'Fear not ... I bring you tidings of great joy'

I have a confession to make.

One of my childhood heroes -- right up there with "Little House" author Laura Ingalls Wilder, Celtic great Bill Russell and jazz pianist Dave Brubeck -- was cartoonist Charles M. Schultz. I still cannot believe that Schultz died (February 12, 2000) only hours before his poignant farewell to his readers ran in American newspapers.

I remain an avid reader of the "Classic Peanuts" feature and, to tell you the truth, some of the strips remain so current that it seems like Schultz is still at work, taking the latest fads in pop psychology and weaving them into his dry punchlines.

This brings us, of course, to the annual broadcast of the "A Charlie Brown Christmas." This cartoon classic remains one of the highlights of America's mass-media holiday blitz, which makes me wonder why glass-tower Grinches at ABC elected to run it on Dec. 7th this year, instead of on the Sunday night before Christmas or, better yet, on Christmas Eve.

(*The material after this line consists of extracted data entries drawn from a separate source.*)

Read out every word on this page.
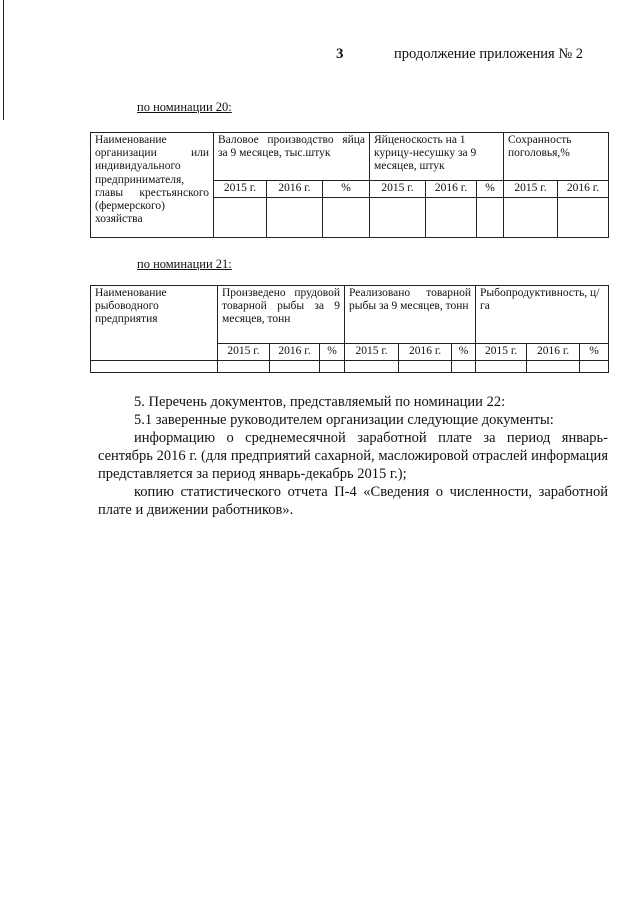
3	продолжение приложения № 2
по номинации 20:
Наименование организации или индивидуального предпринимателя, главы крестьянского (фермерского) хозяйства	Валовое производство яйца за 9 месяцев, тыс.штук			Яйценоскость на 1 курицу-несушку за 9 месяцев, штук			Сохранность поголовья,%	
	2015 г.	2016 г.	%	2015 г.	2016 г.	%	2015 г.	2016 г.

по номинации 21:
Наименование рыбоводного предприятия	Произведено прудовой товарной рыбы за 9 месяцев, тонн			Реализовано товарной рыбы за 9 месяцев, тонн			Рыбопродуктивность, ц/га		
	2015 г.	2016 г.	%	2015 г.	2016 г.	%	2015 г.	2016 г.	%

5. Перечень документов, представляемый по номинации 22:

5.1 заверенные руководителем организации следующие документы:

информацию о среднемесячной заработной плате за период январь-сентябрь 2016 г. (для предприятий сахарной, масложировой отраслей информация представляется за период январь-декабрь 2015 г.);

копию статистического отчета П-4 «Сведения о численности, заработной плате и движении работников».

If you are interested in the fascinating story behind this classic, by all means check out the Washington Post feature that ran in Michael Cavna's Comic Riffs weblog. I have been so busy the past few days (it's exit week at the Washington Journalism Center) that I didn't notice whether or not this story ran in the dead-tree-pulp Style section. I hope that it did.

Schultz was a Christian believer, but one whose faith evolved quite a bit as he aged. He was raised as a Lutheran and as an adult taught Sunday school (oh to be a fly on that classroom wall) in a United Methodist church. In his final decades, he simply called himself a "secular humanist," but without actively denying his faith.

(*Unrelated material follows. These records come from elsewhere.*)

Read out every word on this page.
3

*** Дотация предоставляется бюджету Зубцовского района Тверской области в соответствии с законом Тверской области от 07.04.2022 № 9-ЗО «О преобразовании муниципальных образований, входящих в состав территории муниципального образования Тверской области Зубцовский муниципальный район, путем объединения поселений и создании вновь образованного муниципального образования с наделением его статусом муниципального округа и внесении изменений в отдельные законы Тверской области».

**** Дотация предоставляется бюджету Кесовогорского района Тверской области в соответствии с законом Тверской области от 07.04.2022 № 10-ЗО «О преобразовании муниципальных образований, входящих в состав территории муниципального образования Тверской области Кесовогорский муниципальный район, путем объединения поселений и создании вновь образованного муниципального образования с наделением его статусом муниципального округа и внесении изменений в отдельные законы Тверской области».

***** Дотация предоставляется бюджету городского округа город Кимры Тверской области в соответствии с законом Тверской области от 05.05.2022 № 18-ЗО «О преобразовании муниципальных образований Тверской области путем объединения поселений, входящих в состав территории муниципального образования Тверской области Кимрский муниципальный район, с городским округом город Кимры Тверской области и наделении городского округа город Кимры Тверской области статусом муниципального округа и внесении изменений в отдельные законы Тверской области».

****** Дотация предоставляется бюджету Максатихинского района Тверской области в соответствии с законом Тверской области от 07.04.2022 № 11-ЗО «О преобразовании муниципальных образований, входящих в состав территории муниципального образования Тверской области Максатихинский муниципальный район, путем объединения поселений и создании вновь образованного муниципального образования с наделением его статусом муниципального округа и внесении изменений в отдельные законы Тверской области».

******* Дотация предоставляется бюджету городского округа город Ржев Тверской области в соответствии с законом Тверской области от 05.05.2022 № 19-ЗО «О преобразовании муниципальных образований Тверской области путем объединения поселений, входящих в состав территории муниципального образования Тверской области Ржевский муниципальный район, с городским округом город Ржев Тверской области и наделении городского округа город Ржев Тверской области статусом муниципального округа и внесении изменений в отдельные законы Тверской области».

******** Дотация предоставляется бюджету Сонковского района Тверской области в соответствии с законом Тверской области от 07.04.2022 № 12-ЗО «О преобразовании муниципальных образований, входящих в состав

As you would expect, there is a religion angle in the Christmas special. It's impossible to talk about Schultz's life without mentioning his insistence that the always wise Linus van Pelt be allowed to recite Luke 2:8-14, from the King James Version of the Bible, in the script -- forming the emotional peak of the show. Feel free to watch the attached YouTube video, if you have forgotten this scene.

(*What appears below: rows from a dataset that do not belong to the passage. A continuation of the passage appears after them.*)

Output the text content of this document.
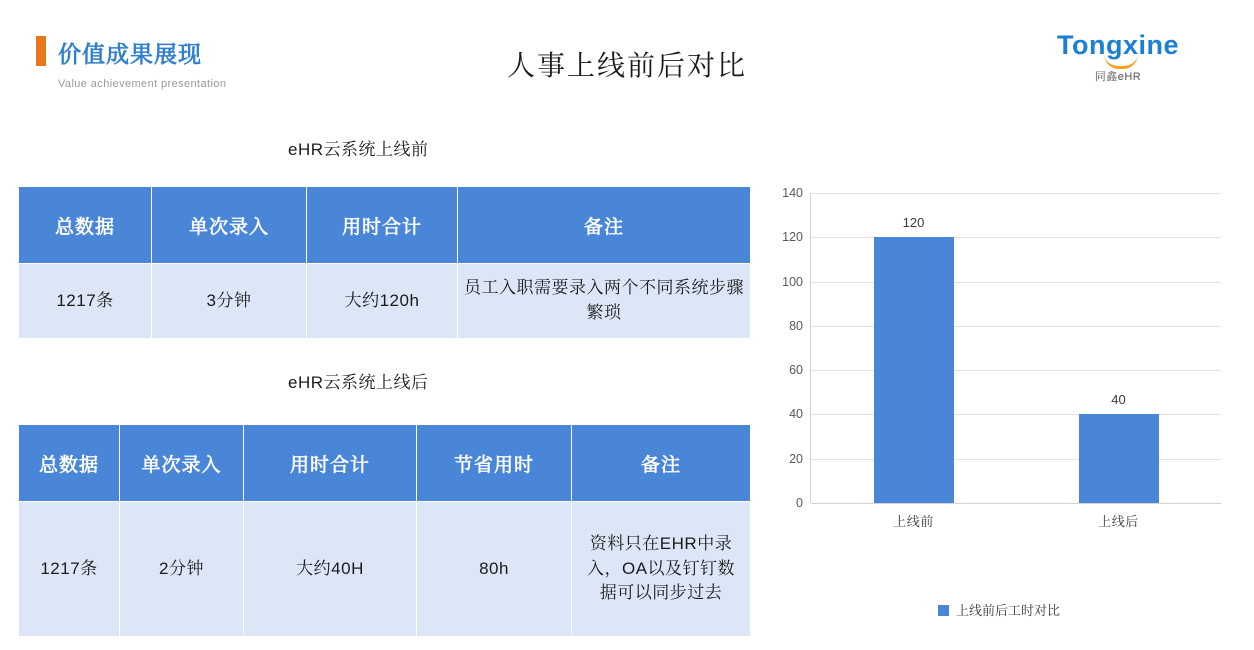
价值成果展现
Value achievement presentation
人事上线前后对比
Tongxine
同鑫eHR
eHR云系统上线前
总数据	单次录入	用时合计	备注
1217条	3分钟	大约120h	员工入职需要录入两个不同系统步骤繁琐
eHR云系统上线后
总数据	单次录入	用时合计	节省用时	备注
1217条	2分钟	大约40H	80h	资料只在EHR中录入，OA以及钉钉数据可以同步过去
0
20
40
60
80
100
120
140
120
上线前
40
上线后
上线前后工时对比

This brings us to producer-director Lee Mendelson, animator Bill Melendez and some commentary by Bay Area novelist Michael Chabon:

Charles Schulz insisted on one core purpose: "A Charlie Brown Christmas" had to be about something. Namely, the true meaning of Christmas. Otherwise, Schulz said, "Why bother doing it?"

Mendelson and Melendez asked Schulz whether he was sure he wanted to include Biblical text in the special. The cartoonist's response, Mendelson recalls: "If we don't do it, who will?"

To Coca-Cola's credit, Mendelson says, the corporate sponsor never balked at the idea of including New Testament passages. The result -- Linus's reading from the Book of Luke about the meaning of the season -- became "the most magical two minutes in all of TV animation," the producer says.

In writing about the "Peanuts" special in "Manhood for Amateurs," Chabon -- a self-described Jewish "liberal agnostic empiricist" -- waxed: "I still know that chapter and verse of the Gospel of Luke by heart, and no amount of subsequent disillusionment with the behavior of self-described Christians, or with the ongoing progressive commercialization that in 1965 had already broken Charlie Brown's heart, has robbed the central miracle of Christianity of its power to move me the way any truly great story can."

The only problem with that passage is that, for some reason, it misses part of the drama. While the sponsor may have embraced the vision of Schultz -- and Linus -- numerous accounts of the backstage proceedings stress that CBS executives opposed the use of the Bible verses.

But "Sparky" Schultz stood firm and a cultural classic was born -- Bible verses and all.

In the end, Cavna notes:

Finally, "A Charlie Brown Christmas" was screened for CBS executives -- who promptly didn't get it. "They didn't get the voices. They didn't get the music. They didn't get the pacing," Mendelson recalls. "They said: 'This is probably going to be the last ["Peanuts" special]. But we've got it scheduled for next week, so we've got to air it.' "

On Dec. 9, 1965, "A Charlie Brown Christmas" debuted. The special garnered glowing reviews. And half the United States tuned in.

Alas, it seems that Christmas has been controversial for a long, long time -- among some media elites. That is part of this classic, and very dramatic, story.